Pada hari pertama, kegiatan diawali dengan paparan terkait pelaksanaan program Gaslah di Kelurahan Babakan. Program ini merupakan inisiatif Wali Kota Bandung yang menekankan peran petugas pemilah dan pengolah sampah di tingkat RW. Petugas Gaslah memiliki tugas utama mengangkut sampah organik hasil pilahan dari rumah tangga warga. Target pengelolaan yang diemban mencapai 25 kg per hari.

Dalam kesempatan tersebut, Yayasan Krida Nusantara menyerahkan bantuan CSR berupa 5 unit pushcart, 15 buah ember, dan 1 unit AC. Bantuan tersebut ditujukan untuk mendukung operasional pengelolaan sampah di wilayah Babakan. Kegiatan ini dihadiri oleh Kasi Ekbang Kecamatan Babakan Ciparay, penyuluh lingkungan hidup, jajaran PKBS se-Kecamatan Babakan Ciparay, para guru dari Yayasan Krida Nusantara, serta pendamping Kawasan Bebas Sampah dari DLH Kota Bandung yang mencakup 6 kelurahan.

Inovasi Pengolahan Sampah Organik di Lapangan

Pada hari kedua, rombongan mengunjungi Rumah Maggot Babakan. Di lokasi ini, sampah organik hasil pilahan warga diolah menjadi pakan maggot yang memiliki nilai ekonomis sekaligus mengurangi beban sampah ke TPA.

Kegiatan dilanjutkan dengan peninjauan ke RW 13 Babakan untuk melihat implementasi pemilahan sampah serta penggunaan bata terawang sebagai bagian dari inovasi lingkungan. Selain itu, rombongan juga melakukan kunjungan ke RW 02 Kelurahan Margasuka untuk mempelajari praktik pengolahan sampah mandiri di tingkat RW, serta ke wilayah Cigondewah Kaler.

Kesadaran Kolektif Jadi Kunci Keberhasilan

Nadya Dewanti Kustija, S.E., M.M dari Yayasan Krida Nusantara menyampaikan ucapan terima kasih kepada pihak kelurahan, RW, dan DLH Kota Bandung. Beliau menegaskan bahwa kegiatan ini sangat positif mengingat kota Bandung saat ini sedang dalam kondisi darurat sampah.

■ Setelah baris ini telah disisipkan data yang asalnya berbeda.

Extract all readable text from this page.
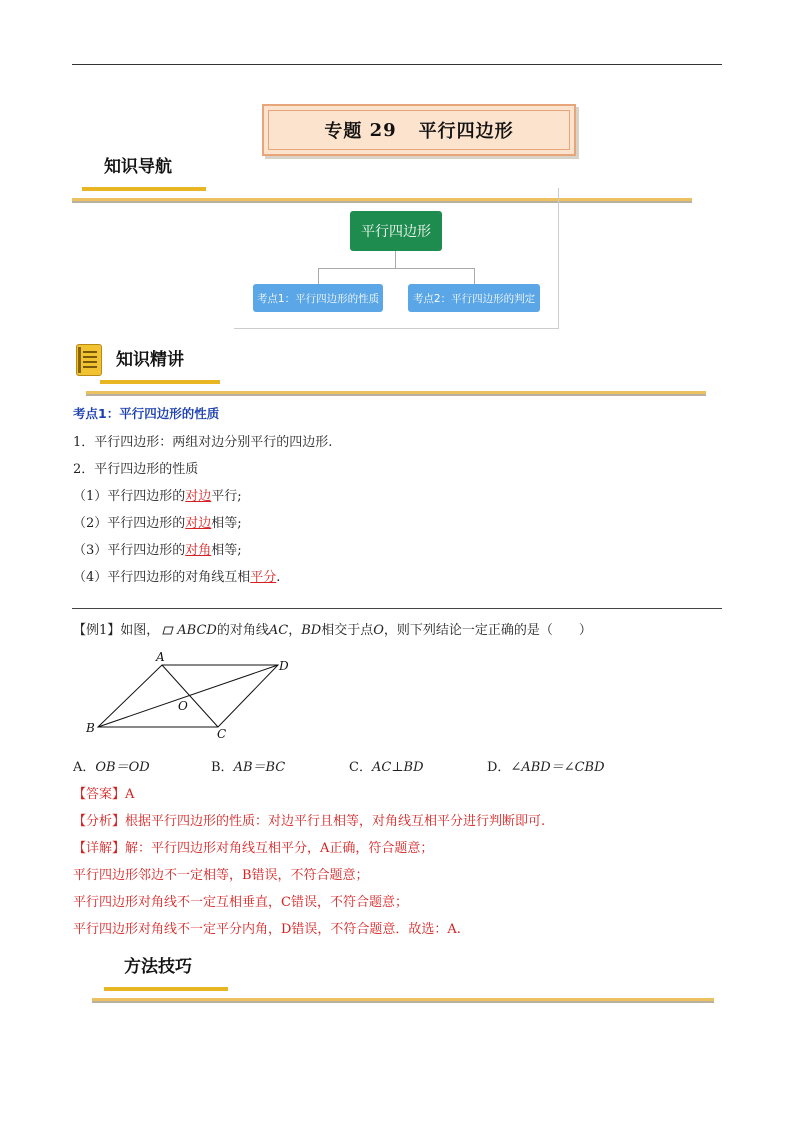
专题
29 平行四边形
知识导航
平行四边形
考点1：平行四边形的性质	考点2：平行四边形的判定
知识精讲
考点1：平行四边形的性质
1．平行四边形：两组对边分别平行的四边形.
2．平行四边形的性质
（1）平行四边形的对边平行;
（2）平行四边形的对边相等;
（3）平行四边形的对角相等;
（4）平行四边形的对角线互相平分.
【例1】如图， ABCD的对角线AC，BD相交于点O，则下列结论一定正确的是（　　）
A
D
B	C
O
A．OB＝OD	B．AB＝BC	C．AC⊥BD	D．∠ABD＝∠CBD
【答案】A
【分析】根据平行四边形的性质：对边平行且相等，对角线互相平分进行判断即可.
【详解】解：平行四边形对角线互相平分，A正确，符合题意；
平行四边形邻边不一定相等，B错误，不符合题意；
平行四边形对角线不一定互相垂直，C错误，不符合题意；
平行四边形对角线不一定平分内角，D错误，不符合题意．故选：A.
方法技巧
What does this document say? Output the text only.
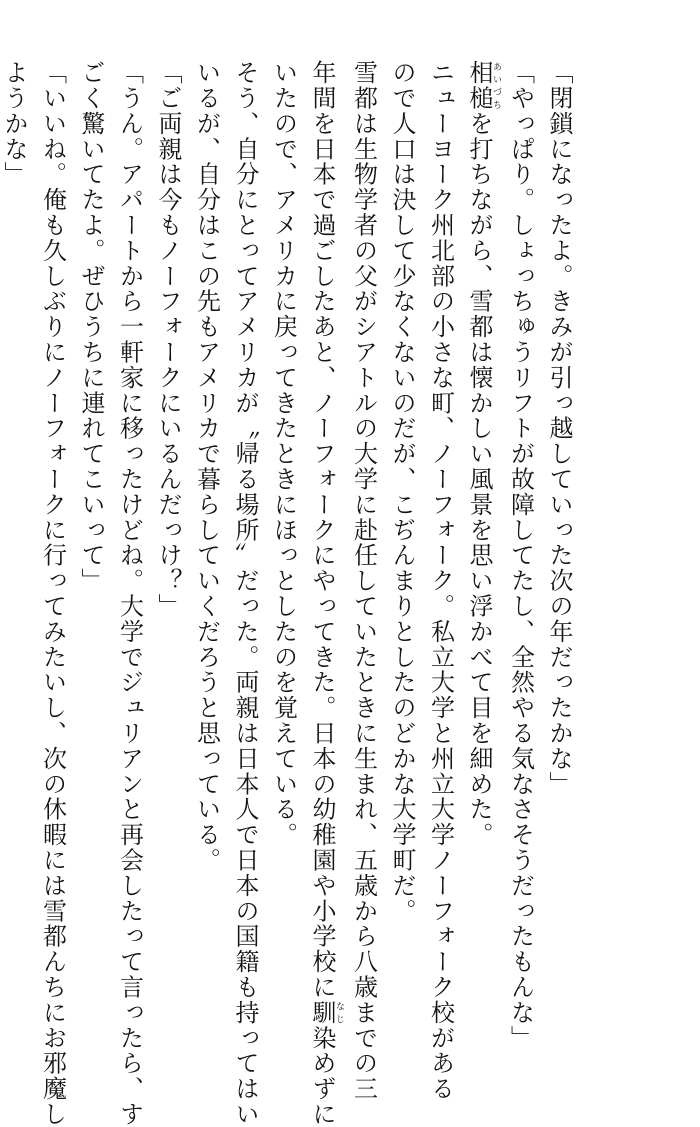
「閉鎖になったよ。きみが引っ越していった次の年だったかな」
「やっぱり。しょっちゅうリフトが故障してたし、全然やる気なさそうだったもんな」
相槌あいづちを打ちながら、雪都は懐かしい風景を思い浮かべて目を細めた。
ニューヨーク州北部の小さな町、ノーフォーク。私立大学と州立大学ノーフォーク校がある
ので人口は決して少なくないのだが、こぢんまりとしたのどかな大学町だ。
雪都は生物学者の父がシアトルの大学に赴任していたときに生まれ、五歳から八歳までの三
年間を日本で過ごしたあと、ノーフォークにやってきた。日本の幼稚園や小学校に馴なじ染めずに
いたので、アメリカに戻ってきたときにほっとしたのを覚えている。
そう、自分にとってアメリカが〝帰る場所〟だった。両親は日本人で日本の国籍も持ってはい
いるが、自分はこの先もアメリカで暮らしていくだろうと思っている。
「ご両親は今もノーフォークにいるんだっけ？」
「うん。アパートから一軒家に移ったけどね。大学でジュリアンと再会したって言ったら、す
ごく驚いてたよ。ぜひうちに連れてこいって」
「いいね。俺も久しぶりにノーフォークに行ってみたいし、次の休暇には雪都んちにお邪魔し
ようかな」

Perilaku memilah sampah dari sumber akan kami terapkan juga di asrama sekolah kami. ” ujarnya.

Achmad Media
Achmad Media, Korcam PKBS ( Pendamping Kawasan Bebas Sampah ) Kecamatan Babakan Ciparay,

Di sisi lain, Achmad Media selaku Korcam PKBS Kecamatan Babakan Ciparay menegaskan bahwa masalah sampah tidak cukup berhenti pada teknologi pemusnah. Kesadaran kolektif dari lapisan masyarakat dan pemerintah menjadi faktor menentukan

Kota Bandung sudah memiliki program Gaslah. Peran kewilayahan seperti kecamatan dan kelurahan sebagai ujung tombak program pemkot sangat menentukan keberhasilan program ini,” katanya.

Edukasi Generasi Muda untuk Perilaku Berkelanjutan

Melalui rangkaian kegiatan ini, Yayasan Krida Nusantara tidak hanya berkontribusi dalam bentuk bantuan sarana. Lembaga tersebut juga berperan dalam membangun kesadaran lingkungan. Pembiasaan memilah sampah dari sumber menjadi nilai penting yang ingin ditanamkan. Khususnya kepada generasi muda di lingkungan pendidikan, langkah ini diharapkan mencetak generasi yang cinta dan peduli terhadap kelestarian lingkungan.

Kegiatan ini menegaskan bahwa keberhasilan program pengelolaan sampah tidak hanya bergantung pada sistem. Konsistensi perilaku masyarakat menjadi pilar utama. Dengan dukungan petugas Gaslah di tingkat RW serta kolaborasi lintas sektor, target pengurangan sampah diharapkan tercapai secara berkelanjutan.